Psychodynamic explanations

Cards (14)

  • Freud believes that babies are born with little psychological gender differentiation (similar to Kohlberg theory) and that this continues until the phallic stage at around 3 years old
  • At 3 years old boys experience Oedipus complex and girls experience Electra complex.
    These are unconscious emotional conflicts and their resolution leads to children learning sex role behaviours, through identification with the same sex parent
  • Oedipus complex
    Boys become possessive of their mothers and wish to be the centre of their lives. This brings rivalry with the father and fear. The boy fears that the father will castrate him known as castration anxiety
  • Castration anxiety - oedipus complex
    To avoid the fear of castration anxiety the boy gives up the desire for the mother and identifies with his father.
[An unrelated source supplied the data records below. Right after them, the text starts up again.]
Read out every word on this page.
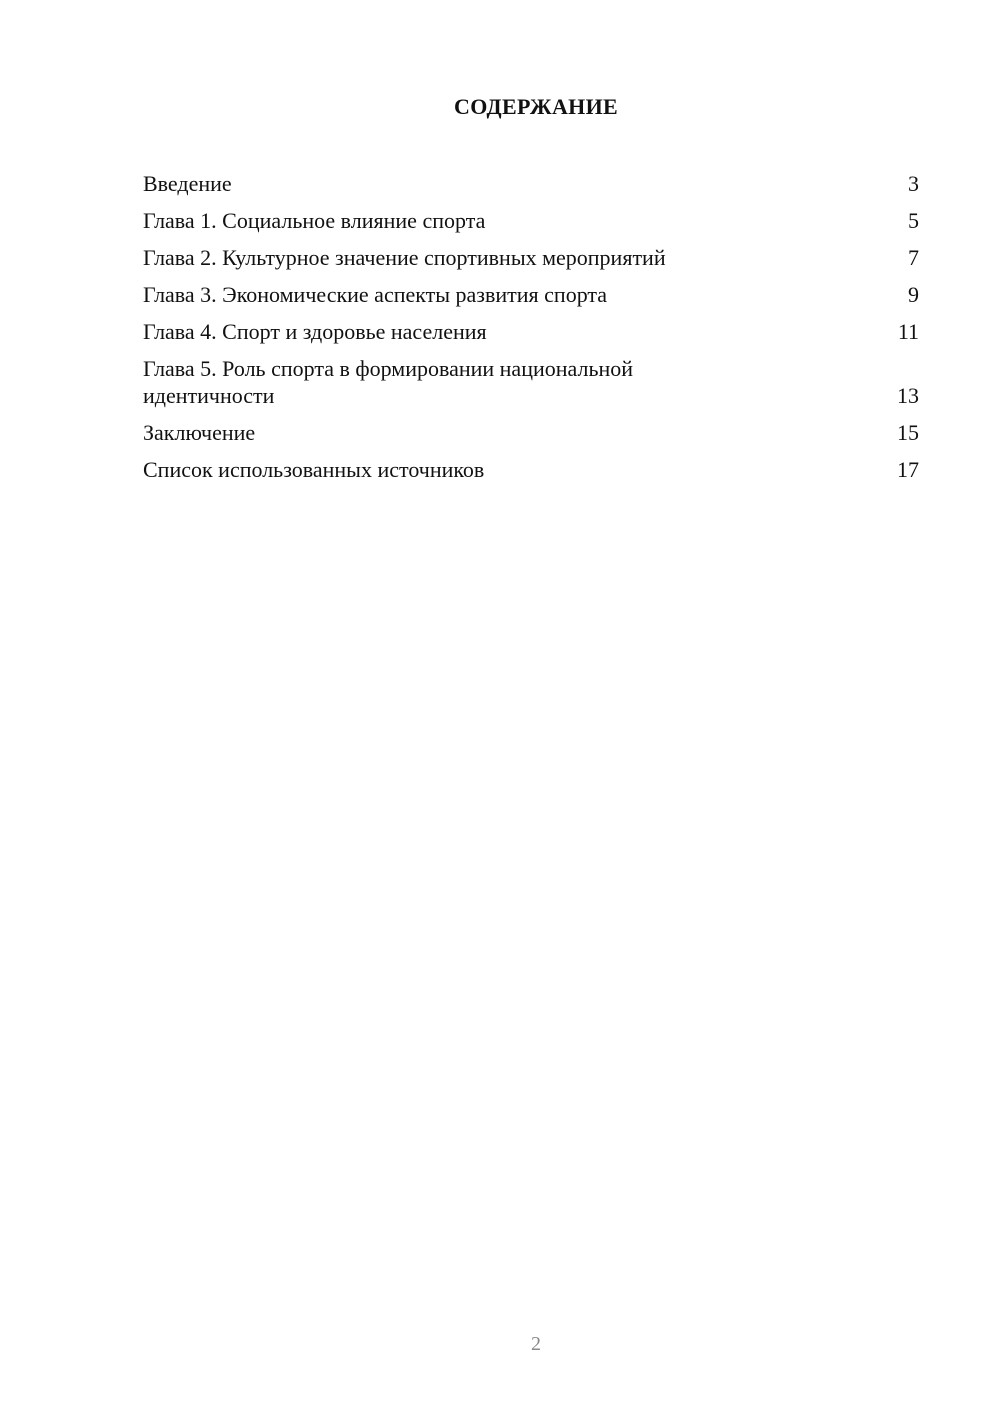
СОДЕРЖАНИЕ
Введение	3
Глава 1. Социальное влияние спорта	5
Глава 2. Культурное значение спортивных мероприятий	7
Глава 3. Экономические аспекты развития спорта	9
Глава 4. Спорт и здоровье населения	11
Глава 5. Роль спорта в формировании национальной идентичности	13
Заключение	15
Список использованных источников	17
2
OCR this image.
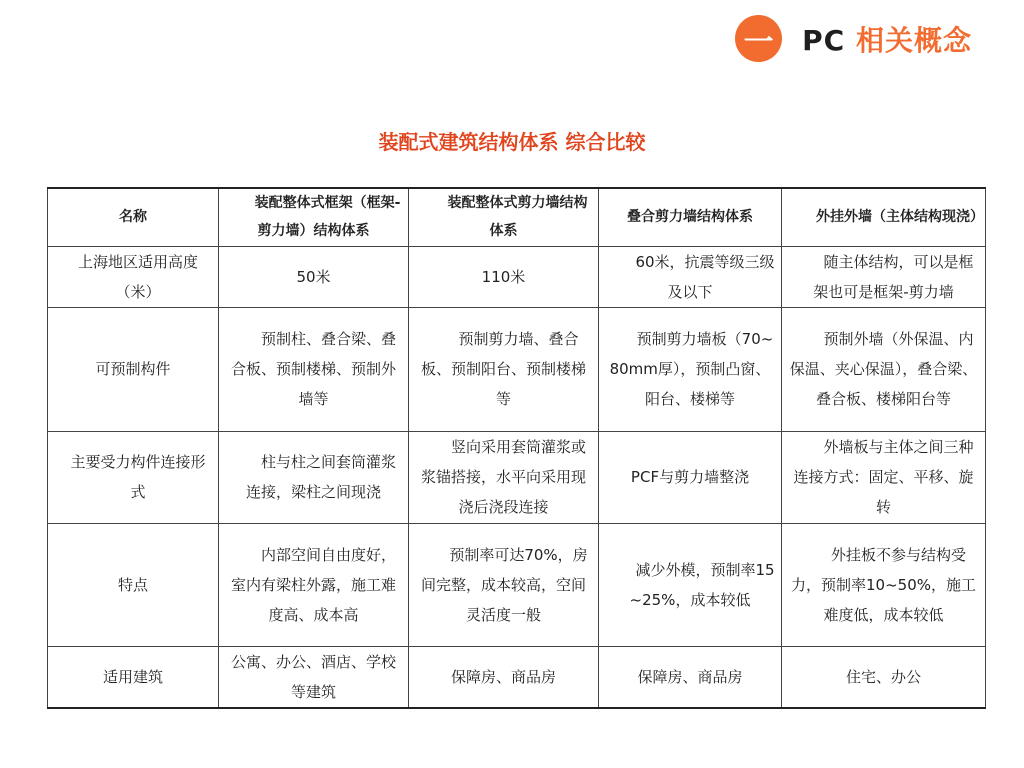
一	PC 相关概念
装配式建筑结构体系 综合比较
名称	装配整体式框架（框架-剪力墙）结构体系	装配整体式剪力墙结构体系	叠合剪力墙结构体系	外挂外墙（主体结构现浇）
上海地区适用高度（米）	50米	110米	60米，抗震等级三级及以下	随主体结构，可以是框架也可是框架-剪力墙
可预制构件	预制柱、叠合梁、叠合板、预制楼梯、预制外墙等	预制剪力墙、叠合板、预制阳台、预制楼梯等	预制剪力墙板（70~80mm厚），预制凸窗、阳台、楼梯等	预制外墙（外保温、内保温、夹心保温），叠合梁、叠合板、楼梯阳台等
主要受力构件连接形式	柱与柱之间套筒灌浆连接，梁柱之间现浇	竖向采用套筒灌浆或浆锚搭接，水平向采用现浇后浇段连接	PCF与剪力墙整浇	外墙板与主体之间三种连接方式：固定、平移、旋转
特点	内部空间自由度好，室内有梁柱外露，施工难度高、成本高	预制率可达70%，房间完整，成本较高，空间灵活度一般	减少外模，预制率15~25%，成本较低	外挂板不参与结构受力，预制率10~50%，施工难度低，成本较低
适用建筑	公寓、办公、酒店、学校等建筑	保障房、商品房	保障房、商品房	住宅、办公
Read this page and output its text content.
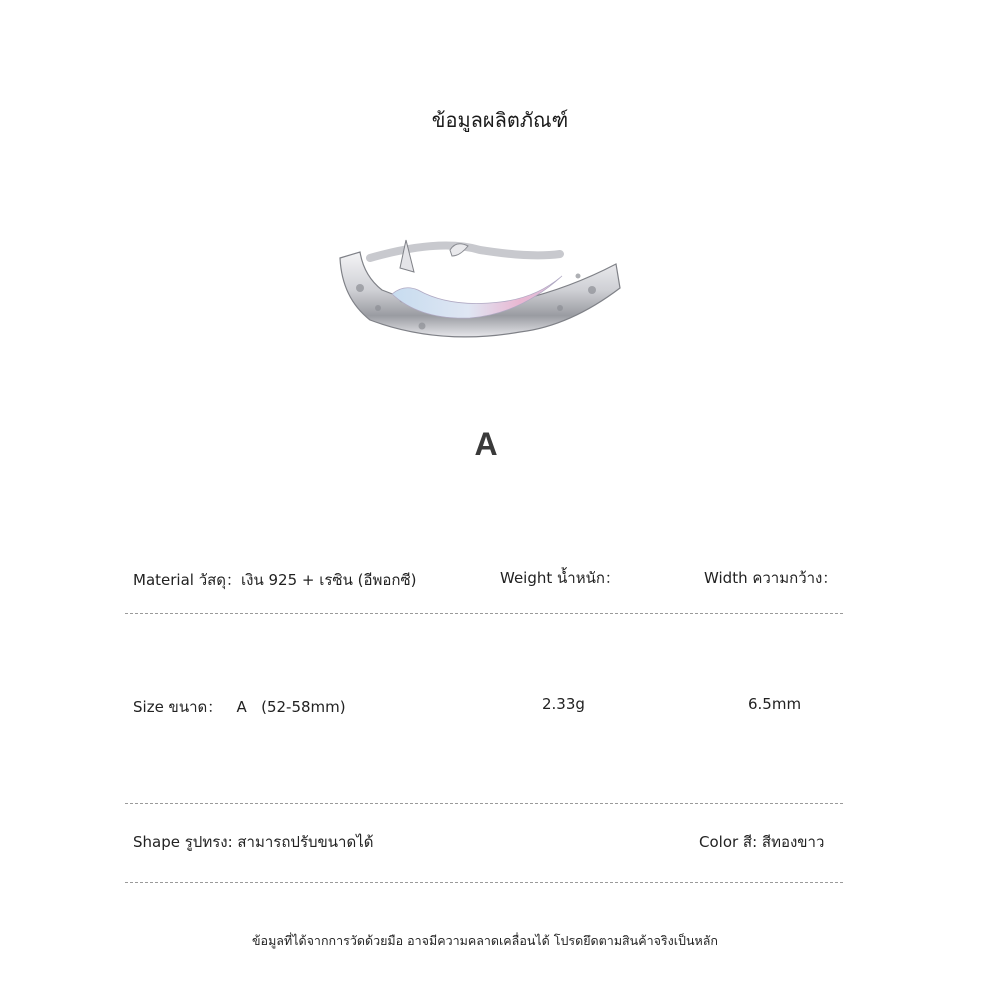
ข้อมูลผลิตภัณฑ์
A
Material วัสดุ：เงิน 925 + เรซิน (อีพอกซี)	Weight น้ำหนัก：	Width ความกว้าง：
Size ขนาด：   A   (52-58mm)	2.33g	6.5mm
Shape รูปทรง: สามารถปรับขนาดได้	Color สี: สีทองขาว
ข้อมูลที่ได้จากการวัดด้วยมือ อาจมีความคลาดเคลื่อนได้ โปรดยึดตามสินค้าจริงเป็นหลัก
    This identification was to give the boy hope of one dat winning the love of a woman like his mother
  • Identification - Oedipus complex
    Identification with the father leads to the boy developing a strong masculine gender identity in order to be like his father and a strong superego or conscience.
    This progress of taking on the fathers characteristics is known as internalisation
  • Electra complex
    At 3 years old feels continue to love their mothers as the primary care givers but also start to develop strong feelings for their fathers.
    A girl may want to be centre of fathers life and have priveledge society grants to males - penis envy
  • Electra complex - identification
    Girls blame their mother for making them female and this leads to feelings of anger and loss of the mothers love.
    In order to avoid this, girls identify with the mother and take on female gender role by internalisation of the mothers traits
  • Freud believed that the Electra complex was a less powerful experience than the Oedipus complex as it did not involve fear of castration, merely the loss of mothers love.
    He claimed that females typically have less clear cut gender roles that males and less well developed morality
  • AO3 - Little Hans case study
    Supports theory. Hans developed fear of horses and this was claimed to be an unconscious expression of fear of his father. Hans unconsciously desired his mother and feared castration from father. Hans had been told by his mother that his penis would be cut off and he associated this with a man telling his daughter not to touch a horse.
    Led to Hans associate fear of castration with fear of horses
  • AO3 - problems with case studies
    Including subjectivity and lack of replicability. In Little Hans case Freud never actually met him and used secondary data.
  • AO3 - similarities with Kohlberg and Gender Schema
    All three suggest that gender roles are learned by identification with same sex models.
  • AO3 - fathers
    Identification of boys with their fathers is supposed to be based on fear and so those with the harshest fathers should have the strongest sense of gender identity.
    However to opposite seems true, as boys with less harsh fathers were found by Mussen and Rutherford to have more masculine identities
  • AO3 - alpha bias
    It has been argued that the idea of penis even is reflected the patriarchal society which Freud lived in.
    It has been argued that male experience of 'womb envy' may be far more powerful emotion than penis envy. This is one way that the explanation shows alpha bias as it exaggerates gender differences
  • AO3 - lack of evidence
    The unconscious conflicts Freud claims that children experience are difficult to test and prove.